Here’s the times that we’ve talked about SageMaker. Let’s see. We’ve talked about it in episode 2, episode 7, the “What’s New Review.” Let’s… And we talked about it in 10 and 16.
Rahul

I think it’s in the “What’s New Review.” I think it was episode 16, the “What’s New Review,” where we talked about custom entities that you could build into SageMaker models.
Stephen

Well, let’s have a look at 16 and see which segments we covered. Okay. So, it’s… Here we go. We talked… No, that was the SageMaker pipelines.
Rahul

No, that is not it. So, then it was the other one. It was episode… What is it again?
Stephen

Let me add this filter.
Rahul

But we can imagine doing this without having all these tags and these entities already filled in. And I think I want to talk about an easier way to figure this out, right?
Stephen

Yes. I think this is actually a really good… What do you call this? This is a really good preview. Because even this is good for tagging, and eventually I want to tag the individual segments. Okay, here we go. Segment “SageMaker Autopilot experiments are now 10x faster.”
Rahul

No, it’s the next one. Yeah, “Announcing Heterogeneous Clusters for model training.”
Stephen

Yeah.
Rahul

Yeah. I think I’ve spoken about custom entities during that type of stuff.
Stephen

And then we can look at the… We’ve got the article URL. This was with Badri. So, pretty neat. We have all that mapped. Now, some of this automation we’ve developed as we’ve gone along. So, I’m still kind of backfilling all of the processes.

Oh, and also, there’s one thing I also wanted to share, I guess as part of this little sub-segment. The data model that we’ve come up with to kind of manage all this. So, we’re talking about segments and highlight as if they’re, you know, very distinct things. Let me share this, share my screen. Here we go.

So, this is…I think this makes sense in terms of how I think about it. So, when we’re planning, we’ve got segments that we want to talk about. Right? We’ll say, “Okay. First, we’re going to talk about our show notes generator. Then, we’re going to talk about Comprehend. And then, we’re going to talk about QuickSight. And then, we’re going to talk about Kendra.” So, we have this linear progression of segments that we’ve thought through. And we don’t know how long we’re going to talk. Sometimes you can talk a long time or a short time.

So, then, when we actually record it, we run those transitions that, again, we talked about last time, that we generate, that put a few of these frames in here that we can key on. And then we talked about in the last episode segment…AWS, this is, recognition segment detector API is going to tell us exactly when that happens.

And then, so, we run that automation against our video, we get these numbers, and that helps us generate what we call highlights. So, highlights, we have one highlight per segment, but we can also have more. For example, if we just have a short little quote that we wanted to talk about. So, a highlight, it’s at least a one-to-one with the segments, but sometimes there’s more.

And then when we post the highlights, depending on where they’re posted… So, these get posted to LinkedIn, YouTube, and our Twitch channel. And then when we make a social media post, we’ll post the highlight, plus some commentary, in the social media post. But the trick thing is on LinkedIn and YouTube and Twitch, you’re not really limited. But on Twitter, you’re limited to a 90-second clip. So, we take the highlight and generate what we call a preview highlight, which is, at most, 90 seconds. And then it says…we have this little three-second video that we tack on to the end that says, “For the full video, see the link in the tweet.” And that way we can use Twitter live, but stay under that 90-second threshold.

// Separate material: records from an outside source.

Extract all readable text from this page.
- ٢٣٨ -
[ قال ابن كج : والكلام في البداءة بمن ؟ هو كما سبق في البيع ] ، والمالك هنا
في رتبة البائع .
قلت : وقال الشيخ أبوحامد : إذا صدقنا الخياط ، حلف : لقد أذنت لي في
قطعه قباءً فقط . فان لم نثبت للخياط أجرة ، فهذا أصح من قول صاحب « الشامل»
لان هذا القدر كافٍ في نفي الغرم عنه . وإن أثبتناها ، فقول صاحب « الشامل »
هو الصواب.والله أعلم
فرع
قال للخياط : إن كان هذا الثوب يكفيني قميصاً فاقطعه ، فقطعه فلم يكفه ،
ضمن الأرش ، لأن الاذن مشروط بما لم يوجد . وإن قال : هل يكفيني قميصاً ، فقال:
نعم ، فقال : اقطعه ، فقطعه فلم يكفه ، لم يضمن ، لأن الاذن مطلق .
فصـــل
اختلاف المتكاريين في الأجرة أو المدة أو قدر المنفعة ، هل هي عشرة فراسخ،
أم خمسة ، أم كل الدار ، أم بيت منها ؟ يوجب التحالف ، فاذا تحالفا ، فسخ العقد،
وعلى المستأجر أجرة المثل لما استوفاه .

And so that’s our flow. And so this whole process is managing this from our free-form recording here, plus the segments, all the way into this very structured view. And then I think in the…in a future episode, we can show how we actually gather this all back in terms of a big-picture view of how the social is doing.
Rahul

Right.
Stephen

Cool. So, that’s our data model. And so when we’re talking about segments to highlights to social posts, that’s what we’re doing.
Rahul

Excellent. So, we leave that problem that we just spoke about, where we wanted to search for some context or some content in an episode that we did in the past, and how we use a different AWS service to achieve that. So, okay. So, which is the next service that we’re talking about?
Stephen

Well, let’s jump out of order here and let’s go to Kendra. Here it goes.

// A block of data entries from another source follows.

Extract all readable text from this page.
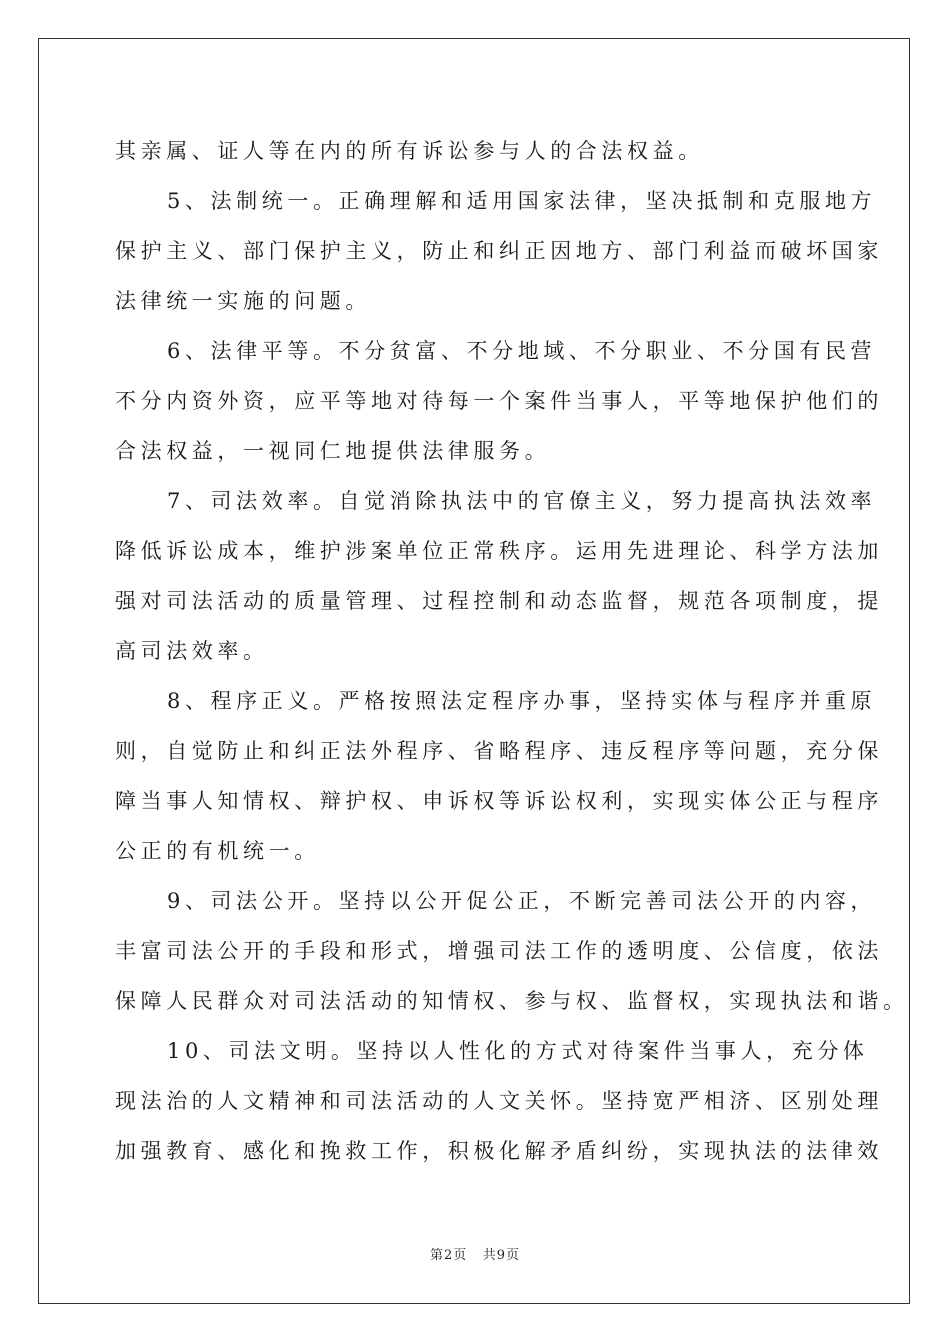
其亲属、证人等在内的所有诉讼参与人的合法权益。
5、法制统一。正确理解和适用国家法律，坚决抵制和克服地方
保护主义、部门保护主义，防止和纠正因地方、部门利益而破坏国家
法律统一实施的问题。
6、法律平等。不分贫富、不分地域、不分职业、不分国有民营
不分内资外资，应平等地对待每一个案件当事人，平等地保护他们的
合法权益，一视同仁地提供法律服务。
7、司法效率。自觉消除执法中的官僚主义，努力提高执法效率
降低诉讼成本，维护涉案单位正常秩序。运用先进理论、科学方法加
强对司法活动的质量管理、过程控制和动态监督，规范各项制度，提
高司法效率。
8、程序正义。严格按照法定程序办事，坚持实体与程序并重原
则，自觉防止和纠正法外程序、省略程序、违反程序等问题，充分保
障当事人知情权、辩护权、申诉权等诉讼权利，实现实体公正与程序
公正的有机统一。
9、司法公开。坚持以公开促公正，不断完善司法公开的内容，
丰富司法公开的手段和形式，增强司法工作的透明度、公信度，依法
保障人民群众对司法活动的知情权、参与权、监督权，实现执法和谐。
10、司法文明。坚持以人性化的方式对待案件当事人，充分体
现法治的人文精神和司法活动的人文关怀。坚持宽严相济、区别处理
加强教育、感化和挽救工作，积极化解矛盾纠纷，实现执法的法律效
第2页 共9页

Okay. So, Kendra is super cool. So, here’s the flow we want to talk about with Kendra, let me put this up on the screen. So, you saw here that we have our transcript as a field in ClickUp.
Rahul

Stephen.
Stephen

We have…
Rahul

Yeah, there we go. Yeah.
Stephen

Oh, here we go. So, we have our transcript as a field in ClickUp. Now, when we also set that transcript, we also have a lambda function that’s going to take that transcript and it’s going to write it out as a text file and put it into an S3 bucket. Oh, not a video bucket. Again, this is behind the scenes. Just an S3 bucket. Now, this bucket is configured to talk to Kendra, and Kendra is watching it, and then we can query it.

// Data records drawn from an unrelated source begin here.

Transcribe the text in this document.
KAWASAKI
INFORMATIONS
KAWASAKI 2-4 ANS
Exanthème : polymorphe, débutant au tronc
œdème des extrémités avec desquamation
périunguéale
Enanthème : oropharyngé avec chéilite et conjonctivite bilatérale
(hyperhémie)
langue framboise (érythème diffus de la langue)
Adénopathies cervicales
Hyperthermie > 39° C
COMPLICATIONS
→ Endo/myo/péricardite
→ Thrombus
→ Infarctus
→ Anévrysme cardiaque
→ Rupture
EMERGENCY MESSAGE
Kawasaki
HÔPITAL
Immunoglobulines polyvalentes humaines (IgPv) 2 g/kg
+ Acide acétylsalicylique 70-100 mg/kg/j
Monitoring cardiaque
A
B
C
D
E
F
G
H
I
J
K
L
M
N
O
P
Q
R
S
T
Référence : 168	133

So, let’s look at it from the AWS perspective. Here is our Kendra setup. I probably should zoom in here. So, we have… I’ll have to regenerate some of this later. Anyway, we have an index, we have a data source. And now, let’s have a look at how we can interact with it.

So, I’m starting up…
Rahul

Just some background while this thing is coming up. A quick background. So, before Kendra existed… A simple way to think about Kendra is, like, Kendra is like…is Google Search for your data. Though we’re talking about Amazon here, so it’s a little confusing that way. But think of what you experience when you type some text in the search input field, you just expect to magically get answers.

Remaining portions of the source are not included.